EU plans crackdown on addictive social media design targeting children

Tech & Science

The European Union is preparing new rules to protect children from the addictive design of social media platforms such as TikTok, Facebook, Instagram and X, Ursula von der Leyen announced.

“Lack of sleep, depression, anxiety, self-harm, addictive behavior, cyberbullying, grooming, exploitation, suicides. The risks are multiplying rapidly,” von der Leyen said during a speech in Copenhagen.

“These risks are the reality of the digital world. They are not accidental. They are the result of business models that treat our children’s attention as a commodity,” she added, CE Report quotes HINA.

Von der Leyen said the European Commission will focus in its upcoming Digital Fairness Act (DFA), expected by the end of the year, on “addictive and harmful design practices.”

The DFA would also introduce stricter limits on the use of artificial intelligence on social media platforms, she said, while supporting the introduction of a minimum age requirement for access to such platforms.

“The question is not whether young people should have access to social media, but whether social media should have access to young people,” von der Leyen stressed.

The new regulation will strengthen and expand the Digital Services Act, which already requires major platforms to take stronger action against illegal and harmful content, she added.
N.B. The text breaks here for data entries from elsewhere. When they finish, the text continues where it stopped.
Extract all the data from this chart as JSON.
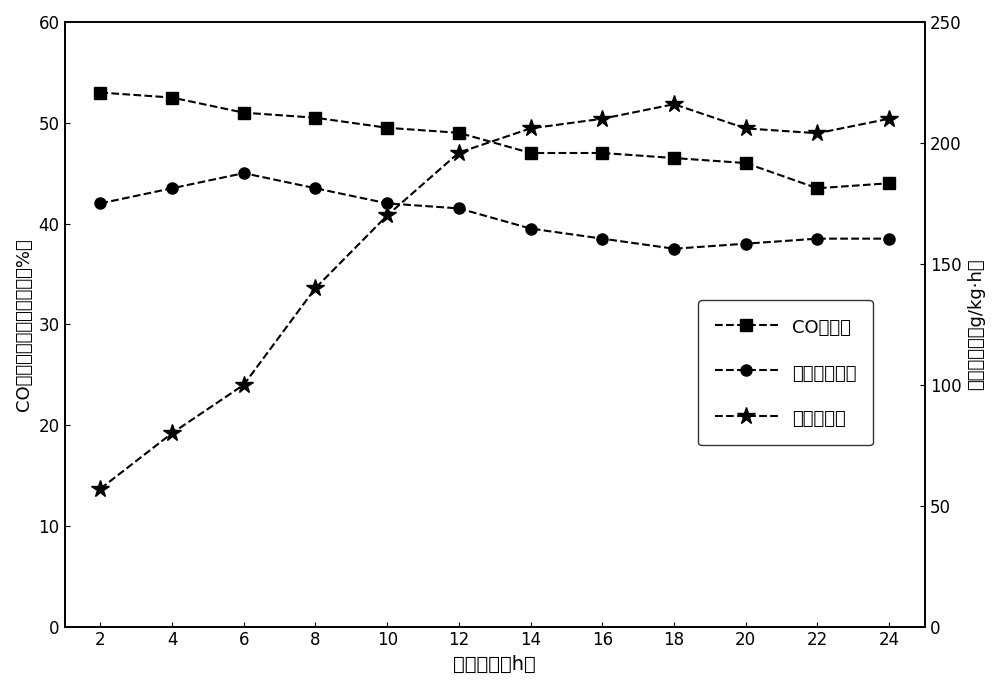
{
  "x": [
    2,
    4,
    6,
    8,
    10,
    12,
    14,
    16,
    18,
    20,
    22,
    24
  ],
  "co_conversion": [
    53.0,
    52.5,
    51.0,
    50.5,
    49.5,
    49.0,
    47.0,
    47.0,
    46.5,
    46.0,
    43.5,
    44.0
  ],
  "low_alcohol_selectivity": [
    42.0,
    43.5,
    45.0,
    43.5,
    42.0,
    41.5,
    39.5,
    38.5,
    37.5,
    38.0,
    38.5,
    38.5
  ],
  "low_alcohol_yield": [
    57,
    80,
    100,
    140,
    170,
    196,
    206,
    210,
    216,
    206,
    204,
    210
  ],
  "ylabel_left": "CO转化率和低碳醒选择性（%）",
  "ylabel_right": "低碳醒产率（g/kg·h）",
  "xlabel": "反应时间（h）",
  "legend_co": "CO转化率",
  "legend_selectivity": "低碳醒选择性",
  "legend_yield": "低碳醒产率",
  "ylim_left": [
    0,
    60
  ],
  "ylim_right": [
    0,
    250
  ],
  "yticks_left": [
    0,
    10,
    20,
    30,
    40,
    50,
    60
  ],
  "yticks_right": [
    0,
    50,
    100,
    150,
    200,
    250
  ],
  "line_color": "#000000",
  "bg_color": "#ffffff"
}
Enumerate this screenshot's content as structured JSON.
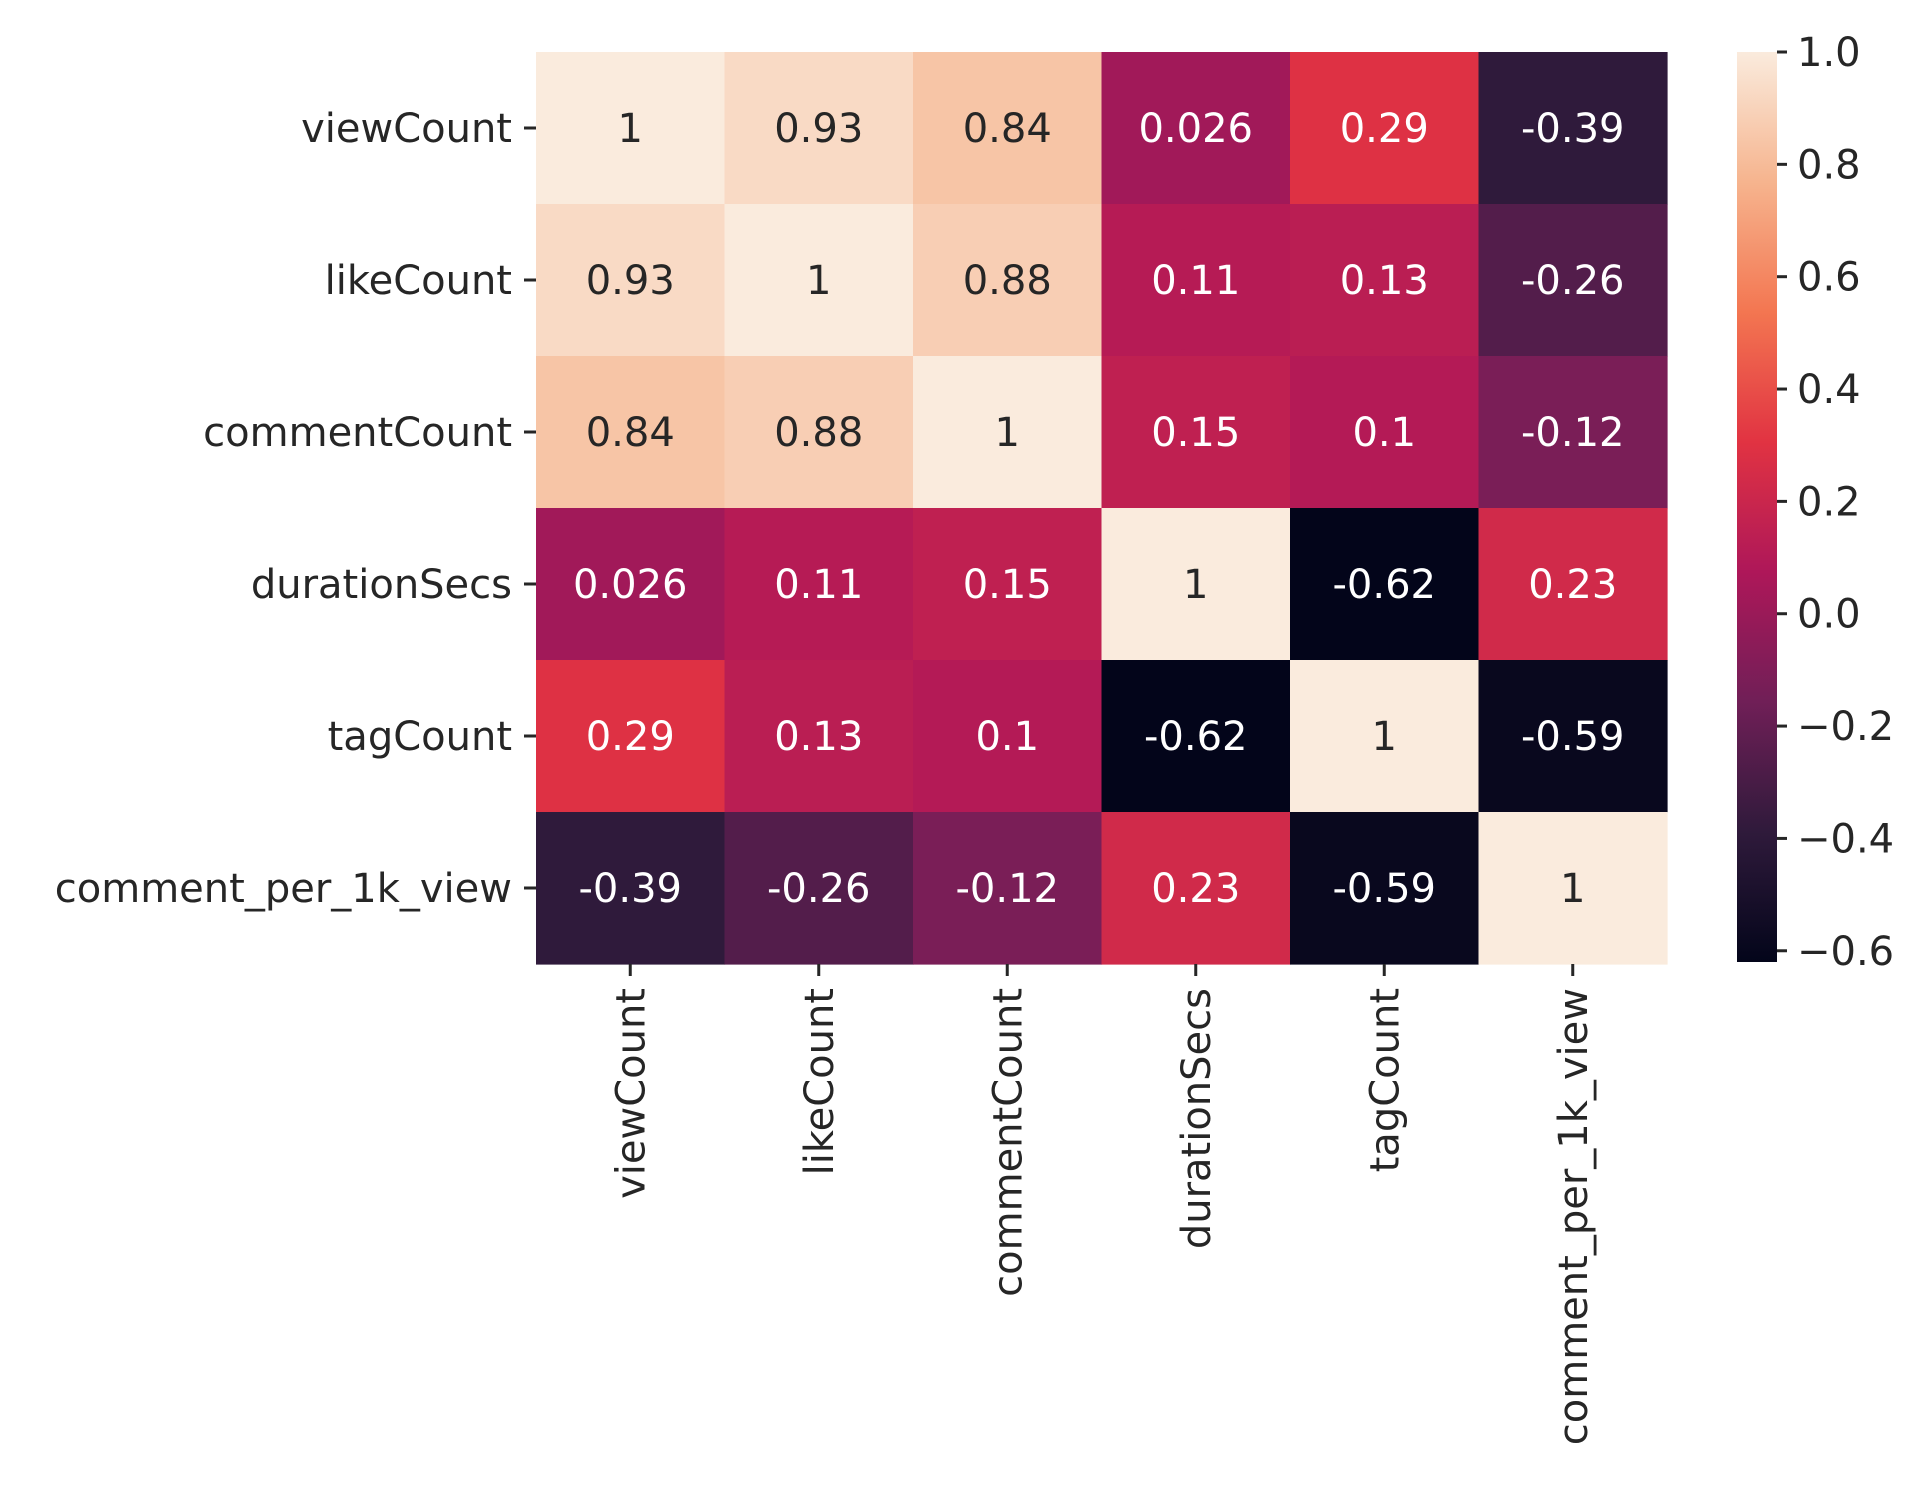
{
  "chart_data": {
    "type": "heatmap",
    "row_labels": [
      "viewCount",
      "likeCount",
      "commentCount",
      "durationSecs",
      "tagCount",
      "comment_per_1k_view"
    ],
    "col_labels": [
      "viewCount",
      "likeCount",
      "commentCount",
      "durationSecs",
      "tagCount",
      "comment_per_1k_view"
    ],
    "values": [
      [
        1,
        0.93,
        0.84,
        0.026,
        0.29,
        -0.39
      ],
      [
        0.93,
        1,
        0.88,
        0.11,
        0.13,
        -0.26
      ],
      [
        0.84,
        0.88,
        1,
        0.15,
        0.1,
        -0.12
      ],
      [
        0.026,
        0.11,
        0.15,
        1,
        -0.62,
        0.23
      ],
      [
        0.29,
        0.13,
        0.1,
        -0.62,
        1,
        -0.59
      ],
      [
        -0.39,
        -0.26,
        -0.12,
        0.23,
        -0.59,
        1
      ]
    ],
    "cell_labels": [
      [
        "1",
        "0.93",
        "0.84",
        "0.026",
        "0.29",
        "-0.39"
      ],
      [
        "0.93",
        "1",
        "0.88",
        "0.11",
        "0.13",
        "-0.26"
      ],
      [
        "0.84",
        "0.88",
        "1",
        "0.15",
        "0.1",
        "-0.12"
      ],
      [
        "0.026",
        "0.11",
        "0.15",
        "1",
        "-0.62",
        "0.23"
      ],
      [
        "0.29",
        "0.13",
        "0.1",
        "-0.62",
        "1",
        "-0.59"
      ],
      [
        "-0.39",
        "-0.26",
        "-0.12",
        "0.23",
        "-0.59",
        "1"
      ]
    ],
    "colorbar": {
      "vmin": -0.62,
      "vmax": 1.0,
      "ticks": [
        1.0,
        0.8,
        0.6,
        0.4,
        0.2,
        0.0,
        -0.2,
        -0.4,
        -0.6
      ],
      "tick_labels": [
        "1.0",
        "0.8",
        "0.6",
        "0.4",
        "0.2",
        "0.0",
        "−0.2",
        "−0.4",
        "−0.6"
      ],
      "colormap": "rocket",
      "colormap_stops": [
        "#03051a",
        "#2f1a3b",
        "#701f57",
        "#ae1759",
        "#e13342",
        "#f37651",
        "#f6b48e",
        "#faebdd"
      ]
    },
    "legend_placement": "right",
    "grid": false
  }
}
Under the Act, the Commission is already conducting investigations into TikTok, X, and Meta Platforms’ Instagram and Facebook platforms.

“We are taking action against TikTok and its addictive design, endless scrolling, autoplay, and push notifications. The same applies to Meta, because we believe Instagram and Facebook are failing to enforce their own minimum age rule of 13 years,” von der Leyen said.

The Commission has also launched proceedings against X over the use of its artificial intelligence tool Grok to generate sexualized images of women and children, according to Reuters.